Pourquoi un musée Fin-de-Siècle ?

Enfin là, le musée Fin-de-Siècle ! L’ouverture, ce 6 décembre, de ce nouveau pôle culturel bruxellois a été plusieurs fois reportée. Retour sur sa genèse, une aventure étonnante liée à la valorisation de la collection Gillion-Crowet. Et plongée dans l’atmosphère 1900, au temps où la Belgique était une grande puissance industrielle.

Tout commence par un dealhors normes. Une grande première en Belgique. Trois partenaires sont en première ligne dans cette aventure : le propriétaire d’une des plus belles collections privées au monde d’Art nouveau, un ministre-président et un directeur de musée fédéral. Le premier s’appelle Roland Gillion.
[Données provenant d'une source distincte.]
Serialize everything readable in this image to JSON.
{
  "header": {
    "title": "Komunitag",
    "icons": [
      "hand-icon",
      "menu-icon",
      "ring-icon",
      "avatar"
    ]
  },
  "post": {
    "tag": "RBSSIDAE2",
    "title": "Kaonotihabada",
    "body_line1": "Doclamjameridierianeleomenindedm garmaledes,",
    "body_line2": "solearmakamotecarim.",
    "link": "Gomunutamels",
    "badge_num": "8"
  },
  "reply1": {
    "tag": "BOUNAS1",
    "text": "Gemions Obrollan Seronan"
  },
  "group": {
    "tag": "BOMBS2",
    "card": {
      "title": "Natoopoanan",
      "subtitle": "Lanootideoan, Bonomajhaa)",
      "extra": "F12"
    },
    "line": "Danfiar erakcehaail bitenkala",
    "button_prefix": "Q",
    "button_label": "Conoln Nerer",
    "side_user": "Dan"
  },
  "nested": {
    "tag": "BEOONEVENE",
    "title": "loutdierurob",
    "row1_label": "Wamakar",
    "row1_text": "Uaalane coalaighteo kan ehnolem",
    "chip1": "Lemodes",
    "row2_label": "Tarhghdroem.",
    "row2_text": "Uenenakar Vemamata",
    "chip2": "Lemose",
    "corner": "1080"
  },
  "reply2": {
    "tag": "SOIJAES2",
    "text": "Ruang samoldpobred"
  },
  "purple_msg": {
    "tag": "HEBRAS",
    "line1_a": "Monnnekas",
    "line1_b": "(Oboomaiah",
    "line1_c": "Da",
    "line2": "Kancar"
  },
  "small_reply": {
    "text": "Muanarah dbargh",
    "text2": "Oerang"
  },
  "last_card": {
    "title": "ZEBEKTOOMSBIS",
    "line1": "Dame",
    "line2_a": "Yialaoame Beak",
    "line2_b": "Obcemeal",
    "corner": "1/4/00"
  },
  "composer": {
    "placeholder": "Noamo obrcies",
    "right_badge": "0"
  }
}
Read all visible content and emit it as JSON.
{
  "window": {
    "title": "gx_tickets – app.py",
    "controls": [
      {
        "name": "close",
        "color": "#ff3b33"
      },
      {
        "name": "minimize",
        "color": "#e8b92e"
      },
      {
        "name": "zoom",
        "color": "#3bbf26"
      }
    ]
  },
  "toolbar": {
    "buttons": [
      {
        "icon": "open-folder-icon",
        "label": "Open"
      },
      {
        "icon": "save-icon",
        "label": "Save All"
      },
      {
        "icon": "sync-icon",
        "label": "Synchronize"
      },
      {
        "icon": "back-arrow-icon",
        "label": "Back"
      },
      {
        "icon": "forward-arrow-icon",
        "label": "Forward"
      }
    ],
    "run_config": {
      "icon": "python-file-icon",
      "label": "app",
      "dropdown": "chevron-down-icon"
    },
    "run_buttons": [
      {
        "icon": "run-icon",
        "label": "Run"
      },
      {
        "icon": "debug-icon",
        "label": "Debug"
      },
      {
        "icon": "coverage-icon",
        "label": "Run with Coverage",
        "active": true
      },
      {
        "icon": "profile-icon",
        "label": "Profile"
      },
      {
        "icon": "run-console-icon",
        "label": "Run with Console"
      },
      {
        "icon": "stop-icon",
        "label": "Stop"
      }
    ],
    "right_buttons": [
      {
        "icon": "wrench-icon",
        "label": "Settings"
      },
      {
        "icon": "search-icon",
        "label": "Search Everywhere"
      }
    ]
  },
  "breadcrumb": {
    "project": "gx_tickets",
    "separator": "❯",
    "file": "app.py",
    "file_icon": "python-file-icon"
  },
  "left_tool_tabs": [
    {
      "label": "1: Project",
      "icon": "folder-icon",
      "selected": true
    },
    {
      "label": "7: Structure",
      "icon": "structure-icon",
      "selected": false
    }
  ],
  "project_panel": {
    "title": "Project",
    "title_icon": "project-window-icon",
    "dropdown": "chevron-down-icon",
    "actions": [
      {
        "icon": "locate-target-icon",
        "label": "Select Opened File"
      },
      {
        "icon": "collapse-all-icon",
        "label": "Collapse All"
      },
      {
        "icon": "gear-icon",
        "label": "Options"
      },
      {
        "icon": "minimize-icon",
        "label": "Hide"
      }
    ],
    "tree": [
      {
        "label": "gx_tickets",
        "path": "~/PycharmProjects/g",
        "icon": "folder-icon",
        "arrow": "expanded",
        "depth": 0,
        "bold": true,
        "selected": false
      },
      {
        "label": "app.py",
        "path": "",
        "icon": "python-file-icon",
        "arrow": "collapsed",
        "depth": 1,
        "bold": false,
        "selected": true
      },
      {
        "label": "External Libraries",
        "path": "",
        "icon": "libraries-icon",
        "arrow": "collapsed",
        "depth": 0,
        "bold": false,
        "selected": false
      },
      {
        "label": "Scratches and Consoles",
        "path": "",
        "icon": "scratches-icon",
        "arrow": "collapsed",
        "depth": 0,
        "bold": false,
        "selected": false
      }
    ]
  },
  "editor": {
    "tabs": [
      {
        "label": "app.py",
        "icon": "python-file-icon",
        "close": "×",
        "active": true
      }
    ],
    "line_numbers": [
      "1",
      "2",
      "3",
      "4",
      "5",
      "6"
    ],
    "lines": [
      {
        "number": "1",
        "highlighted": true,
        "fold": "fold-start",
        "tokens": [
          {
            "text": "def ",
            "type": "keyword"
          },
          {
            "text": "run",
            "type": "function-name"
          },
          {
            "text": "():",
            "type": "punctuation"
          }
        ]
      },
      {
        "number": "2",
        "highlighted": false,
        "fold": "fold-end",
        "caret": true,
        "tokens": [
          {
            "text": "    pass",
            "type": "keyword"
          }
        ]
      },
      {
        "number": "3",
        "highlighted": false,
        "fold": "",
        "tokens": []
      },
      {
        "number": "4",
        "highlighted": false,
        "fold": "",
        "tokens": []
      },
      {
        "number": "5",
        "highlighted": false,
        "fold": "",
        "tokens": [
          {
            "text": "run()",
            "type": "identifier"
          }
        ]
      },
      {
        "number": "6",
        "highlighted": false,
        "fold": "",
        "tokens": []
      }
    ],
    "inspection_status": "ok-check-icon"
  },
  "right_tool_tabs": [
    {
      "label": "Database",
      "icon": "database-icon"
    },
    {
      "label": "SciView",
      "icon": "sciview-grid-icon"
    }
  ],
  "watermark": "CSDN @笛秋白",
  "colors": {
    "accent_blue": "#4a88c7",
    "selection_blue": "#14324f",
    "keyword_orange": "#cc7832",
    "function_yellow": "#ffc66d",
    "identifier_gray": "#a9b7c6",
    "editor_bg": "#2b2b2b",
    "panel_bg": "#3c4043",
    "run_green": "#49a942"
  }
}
Suite au décès de son père, entrepreneur fortuné, il propose, contre paiement des droits de succession (25 millions d’euros), de céder en dation à la Région bruxelloise la collection de verreries, orfèvrerie, mobilier et tableaux constituée par son épouse, Anne-Marie Crowet.

Fort d’un accord au sein de son gouvernement, Charles Picqué donne son feu vert, au printemps 2006. A cette époque, la perte de la collection d’art précolombien de Paul et Dora Janssen – un blocage flamand a fait capoter le projet de dation – avait suscité un vif émoi (la collection est aujourd’hui hébergée au MAS d’Anvers). La perspective d’un nouvel échec et de la vente de la collection Gillion-Crowet à l’étranger a électrisé les pouvoirs publics. Cerise sur le gâteau : Gillion s’est engagé à prendre entièrement à sa charge l’aménagement des salles du musée où seront exposées les oeuvres, parmi lesquelles figurent des vases de Gallé, de Lalique et du Val-Saint-Lambert, des orfèvreries de Wolfers, du mobilier de Majorelle et Horta, des tableaux de Khnopff, Mossa, Delville…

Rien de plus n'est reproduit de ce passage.